Mas esta paralisia, destaca Catelli, não se explica apenas pela escolarização: falta investimento consistente em educação básica, há fortes desigualdades sociais, ausência de políticas para jovens e adultos, e a crença equivocada de que avaliações periódicas, por si só, melhoram a qualidade do ensino. “Estados e municípios precisam assumir seu papel na gestão educacional.”
Em entrevista a CartaCapital, Catelli aprofunda a discussão. Confira os destaques a seguir.
CartaCapital: O que significa para o País ter 30 % de sua população considerada analfabeta funcional?

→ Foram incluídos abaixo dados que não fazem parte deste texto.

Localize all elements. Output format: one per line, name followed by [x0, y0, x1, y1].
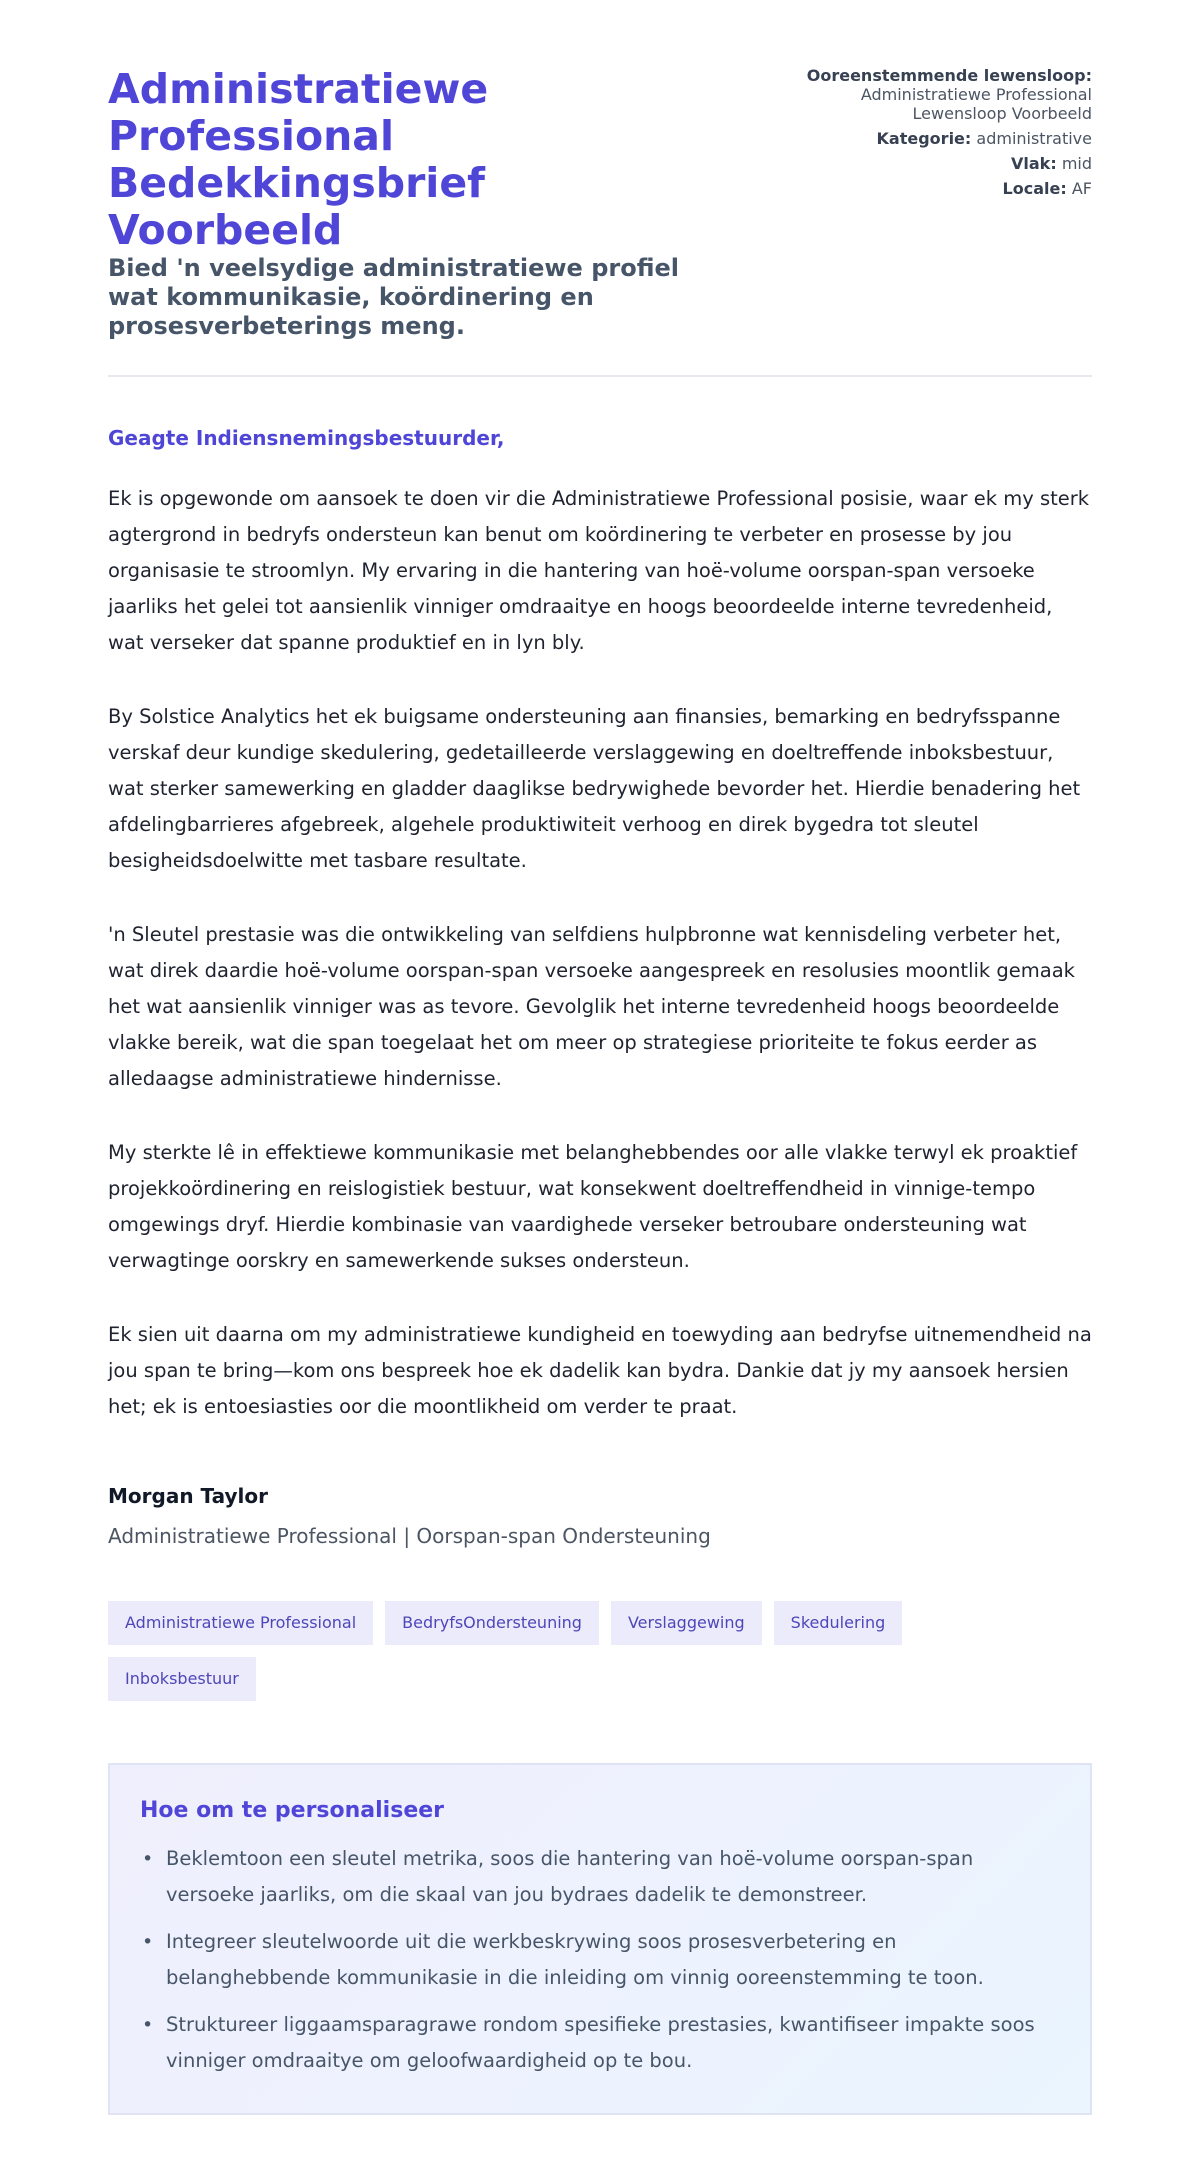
page-title: Administratiewe Professional Bedekkingsbrief Voorbeeld	[108, 65, 489, 254]
tip-item	[142, 1924, 1060, 1996]
title-block	[108, 66, 728, 341]
meta-level-value: mid	[1061, 154, 1092, 173]
meta-category-value: administrative	[976, 129, 1092, 148]
signature-name: Morgan Taylor	[108, 1484, 268, 1508]
tip-item	[142, 2007, 1060, 2079]
meta-panel	[807, 66, 1092, 204]
meta-locale-value: AF	[1071, 179, 1092, 198]
page-subtitle: Bied 'n veelsydige administratiewe profiel wat kommunikasie, koördinering en prosesverbeterings meng.	[108, 254, 679, 340]
letter-greeting: Geagte Indiensnemingsbestuurder,	[108, 426, 505, 450]
letter-paragraph: 'n Sleutel prestasie was die ontwikkeling van selfdiens hulpbronne wat kennisdeling verbeter het, wat direk daardie hoë-volume oorspan-span versoeke aangespreek en resolusies moontlik gemaak het wat aansienlik vinniger was as tevore. Gevolglik het interne tevredenheid hoogs beoordeelde vlakke bereik, wat die span toegelaat het om meer op strategiese prioriteite te fokus eerder as alledaagse administratiewe hindernisse.	[108, 923, 1075, 1090]
tag: Verslaggewing	[611, 1601, 762, 1645]
tag: Skedulering	[774, 1601, 903, 1645]
tag: Inboksbestuur	[108, 1657, 256, 1701]
tag: Administratiewe Professional	[108, 1601, 373, 1645]
tips-list	[140, 1841, 1060, 2079]
meta-matching-resume-label: Ooreenstemmende lewensloop:	[806, 66, 1092, 85]
meta-matching-resume	[807, 66, 1092, 123]
tip-text: Beklemtoon een sleutel metrika, soos die hantering van hoë-volume oorspan-span versoeke jaarliks, om die skaal van jou bydraes dadelik te demonstreer.	[166, 1847, 974, 1906]
bullet-icon: •	[142, 1848, 154, 1870]
meta-locale	[807, 179, 1092, 198]
signature-title: Administratiewe Professional | Oorspan-span Ondersteuning	[108, 1524, 711, 1548]
letter-paragraph: By Solstice Analytics het ek buigsame ondersteuning aan finansies, bemarking en bedryfsspanne verskaf deur kundige skedulering, gedetailleerde verslaggewing en doeltreffende inboksbestuur, wat sterker samewerking en gladder daaglikse bedrywighede bevorder het. Hierdie benadering het afdelingbarrieres afgebreek, algehele produktiwiteit verhoog en direk bygedra tot sleutel besigheidsdoelwitte met tasbare resultate.	[108, 705, 1081, 872]
letter-body	[108, 481, 1092, 1425]
cover-letter-page	[108, 0, 1092, 2175]
tip-item	[142, 1841, 1060, 1913]
letter-paragraph: Ek is opgewonde om aansoek te doen vir die Administratiewe Professional posisie, waar ek my sterk agtergrond in bedryfs ondersteun kan benut om koördinering te verbeter en prosesse by jou organisasie te stroomlyn. My ervaring in die hantering van hoë-volume oorspan-span versoeke jaarliks het gelei tot aansienlik vinniger omdraaitye en hoogs beoordeelde interne tevredenheid, wat verseker dat spanne produktief en in lyn bly.	[108, 487, 1090, 654]
meta-level-label: Vlak:	[1011, 154, 1057, 173]
meta-matching-resume-value: Administratiewe Professional Lewensloop Voorbeeld	[860, 85, 1092, 123]
meta-level	[807, 154, 1092, 173]
signature-block	[108, 1483, 1092, 1549]
meta-category	[807, 129, 1092, 148]
meta-locale-label: Locale:	[1002, 179, 1067, 198]
tag-list	[108, 1601, 1008, 1701]
letter-paragraph: My sterkte lê in effektiewe kommunikasie met belanghebbendes oor alle vlakke terwyl ek proaktief projekkoördinering en reislogistiek bestuur, wat konsekwent doeltreffendheid in vinnige-tempo omgewings dryf. Hierdie kombinasie van vaardighede verseker betroubare ondersteuning wat verwagtinge oorskry en samewerkende sukses ondersteun.	[108, 1141, 1078, 1272]
letter-paragraph: Ek sien uit daarna om my administratiewe kundigheid en toewyding aan bedryfse uitnemendheid na jou span te bring—kom ons bespreek hoe ek dadelik kan bydra. Dankie dat jy my aansoek hersien het; ek is entoesiasties oor die moontlikheid om verder te praat.	[108, 1323, 1092, 1418]
meta-category-label: Kategorie:	[876, 129, 972, 148]
page-header	[108, 66, 1092, 377]
bullet-icon: •	[142, 2014, 154, 2036]
personalization-tips	[108, 1763, 1092, 2115]
tip-text: Integreer sleutelwoorde uit die werkbeskrywing soos prosesverbetering en belanghebbende kommunikasie in die inleiding om vinnig ooreenstemming te toon.	[166, 1930, 984, 1989]
tips-title: Hoe om te personaliseer	[140, 1798, 445, 1823]
bullet-icon: •	[142, 1931, 154, 1953]
tip-text: Struktureer liggaamsparagrawe rondom spesifieke prestasies, kwantifiseer impakte soos vinniger omdraaitye om geloofwaardigheid op te bou.	[166, 2013, 1035, 2072]
tag: BedryfsOndersteuning	[385, 1601, 599, 1645]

Roberto Catelli: Primeiro, é importante esclarecer que o analfabeto funcional reconhece letras e números, lê uma palavra ou escreve uma frase, mas enfrenta grandes restrições para participar da vida social — inclusive no mundo digital. Falta‑lhe autonomia para tarefas de leitura e escrita mais complexas. Ter um terço da população nessa condição a condena a um lugar marginal e subalterno; é o espelho da desigualdade brasileira.
CC: É um problema restrito à escola e às políticas educacionais?

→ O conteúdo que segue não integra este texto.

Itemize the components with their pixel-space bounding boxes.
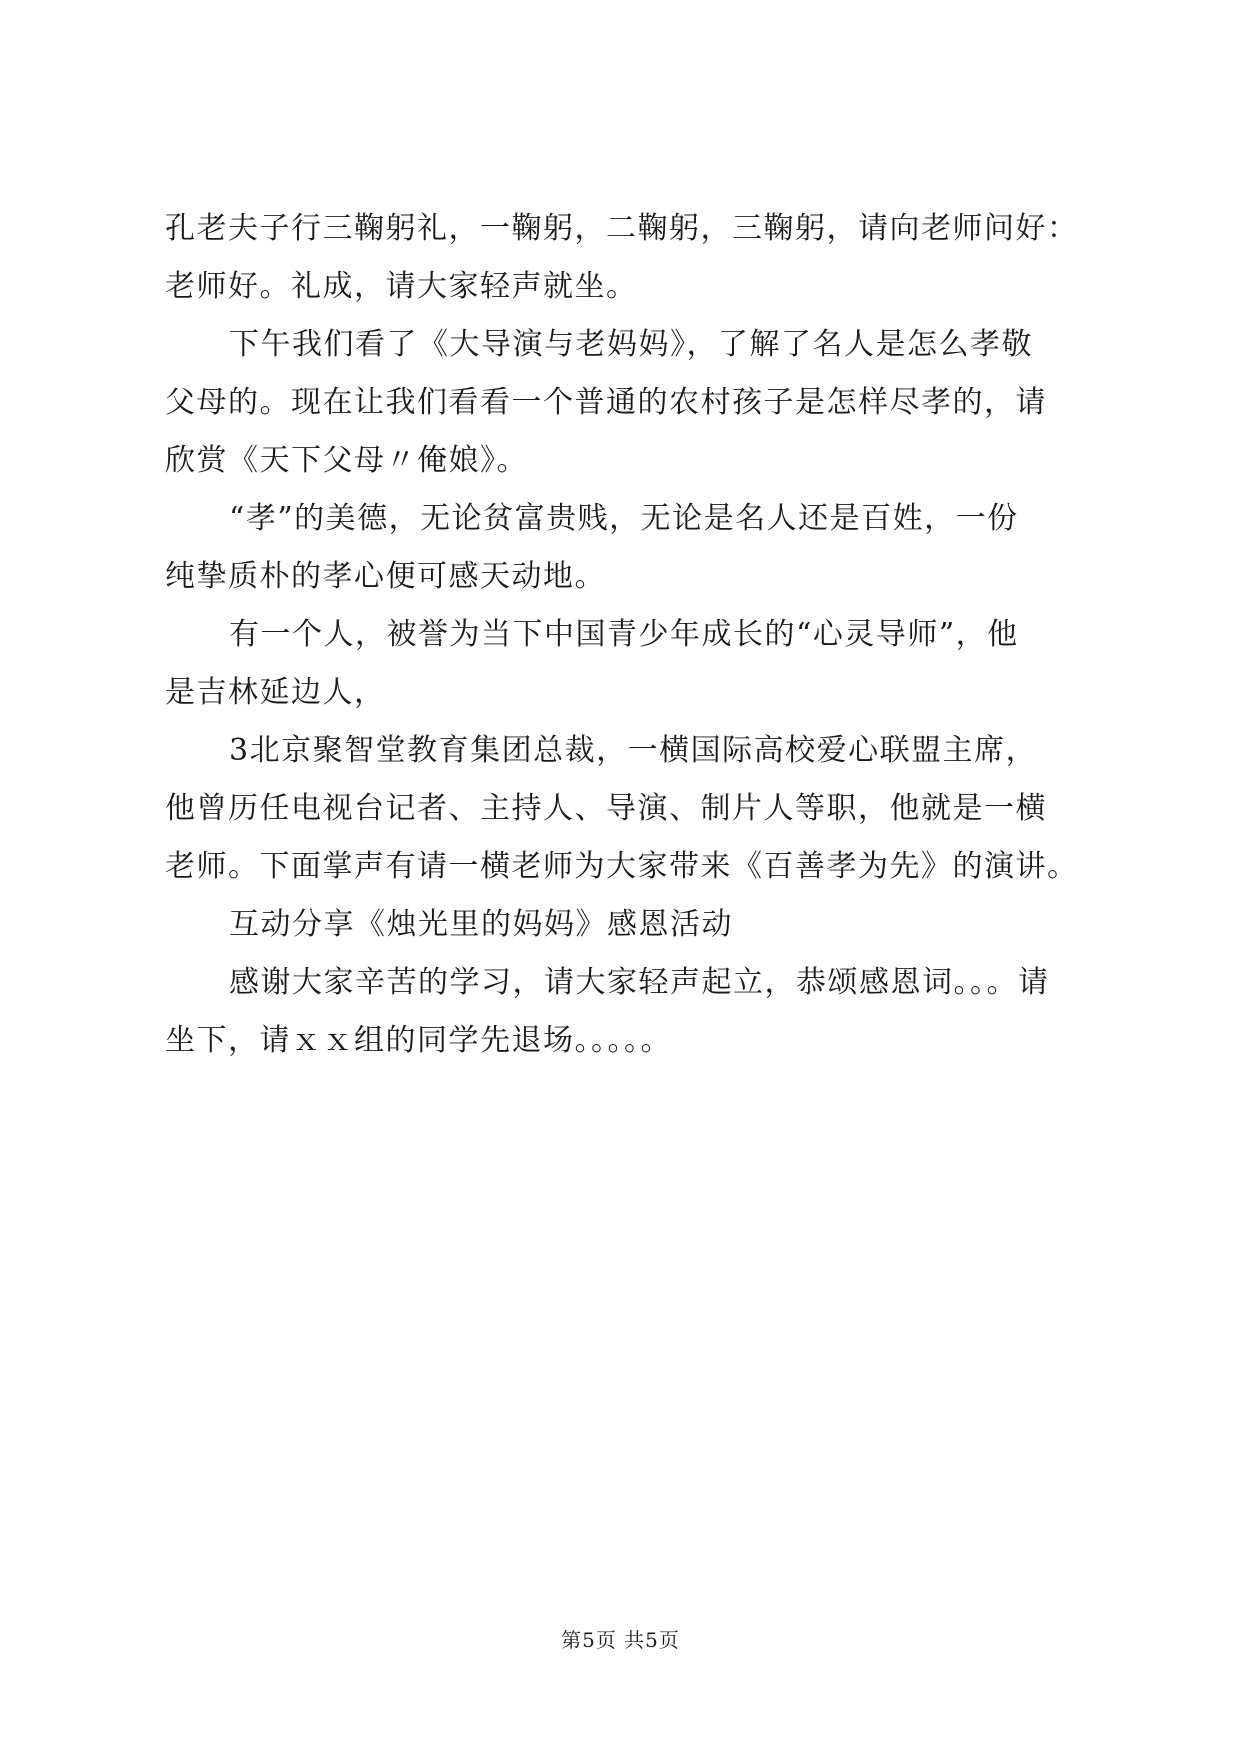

RC: Há, sim, uma questão escolar: muitos concluem o Ensino Médio sem alcançar proficiência. Mas os dados mostram que os mais jovens são mais alfabetizados que os mais velhos, prova de que a inclusão escolar das últimas décadas deu resultado. O desafio é fazer esse grupo avançar para níveis proficientes, e isso envolve qualidade da escola e fatores externos — insegurança alimentar, saúde, trabalho.

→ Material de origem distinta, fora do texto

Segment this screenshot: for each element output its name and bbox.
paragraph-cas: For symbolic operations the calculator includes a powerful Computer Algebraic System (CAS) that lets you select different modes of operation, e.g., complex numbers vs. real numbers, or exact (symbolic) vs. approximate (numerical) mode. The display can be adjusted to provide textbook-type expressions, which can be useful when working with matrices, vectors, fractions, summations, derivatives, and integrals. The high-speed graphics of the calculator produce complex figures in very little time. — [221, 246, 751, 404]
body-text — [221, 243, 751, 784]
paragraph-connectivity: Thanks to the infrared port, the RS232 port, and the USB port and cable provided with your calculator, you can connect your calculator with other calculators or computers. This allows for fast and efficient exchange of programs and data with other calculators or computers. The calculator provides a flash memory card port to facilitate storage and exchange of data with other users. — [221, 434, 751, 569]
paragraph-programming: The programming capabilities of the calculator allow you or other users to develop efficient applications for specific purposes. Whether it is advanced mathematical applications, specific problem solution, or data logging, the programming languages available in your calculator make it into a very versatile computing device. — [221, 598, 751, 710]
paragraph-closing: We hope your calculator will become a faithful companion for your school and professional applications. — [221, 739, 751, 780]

Também precisamos olhar para os 68 milhões de brasileiros que não concluíram a educação básica (40 % dos adultos). A matrícula na EJA cai há dez anos por falta de investimento, modelos flexíveis e currículos adequados. A escolaridade é o principal indutor do alfabetismo; se esse direito é negado, continuaremos estagnados. Além disso, não dá para falar em qualidade sem abordar carreira docente, remuneração, formação e infraestrutura escolar.
CC: Por que não avançamos na alfabetização?
RC: Avaliações como Inaf, Saeb e ANA mostram há anos resultados inadequados. Divulgar indicadores negativos não basta para induzir melhorias. Bonificar professores cria paliativos, mas não resolve. Falta investimento e autonomia para que cada escola desenvolva processos de aprendizagem significativa. Avaliar é necessário, mas não pode ser o fio condutor da política educacional.
CC: O nível de alfabetismo influencia a relação com ambientes digitais. Por que isso importa?
RC: Quanto maior a escolaridade, maior a capacidade de enfrentar problemas nas plataformas digitais. Entre os analfabetos, 95 % não conseguiram cumprir as tarefas propostas. A exclusão digital é real: a internet não iguala todos, depende do processo de escolarização. Sem isso, não avançaremos em cidadania digital.
CC: A alfabetização é tarefa dos municípios. Como estados e União podem se responsabilizar?
RC: Muitos municípios têm pouca capacidade técnica e financeira. Redes estaduais e o MEC precisam induzir políticas de formação e apoiar as redes locais. Mas a execução cabe aos entes federativos, e a educação vira moeda de troca política. Adotam‑se soluções supostamente baratas — escolas cívico‑militares, EAD na EJA, contratação temporária de docentes — que não garantem qualidade. Estados e municípios precisam assumir seu papel na gestão educacional.
CC: O governo estima alfabetizar 80 % das crianças de 7 a 8 anos até 2030. É possível?
RC: Depende de investimento e da competência para criar programas eficientes, além de atrair estados e municípios para o mesmo desafio. Num país dividido, propostas federais muitas vezes são rechaçadas. Para chegar perto da meta, precisaremos de recursos, massa crítica e acordos políticos que hoje ainda não temos.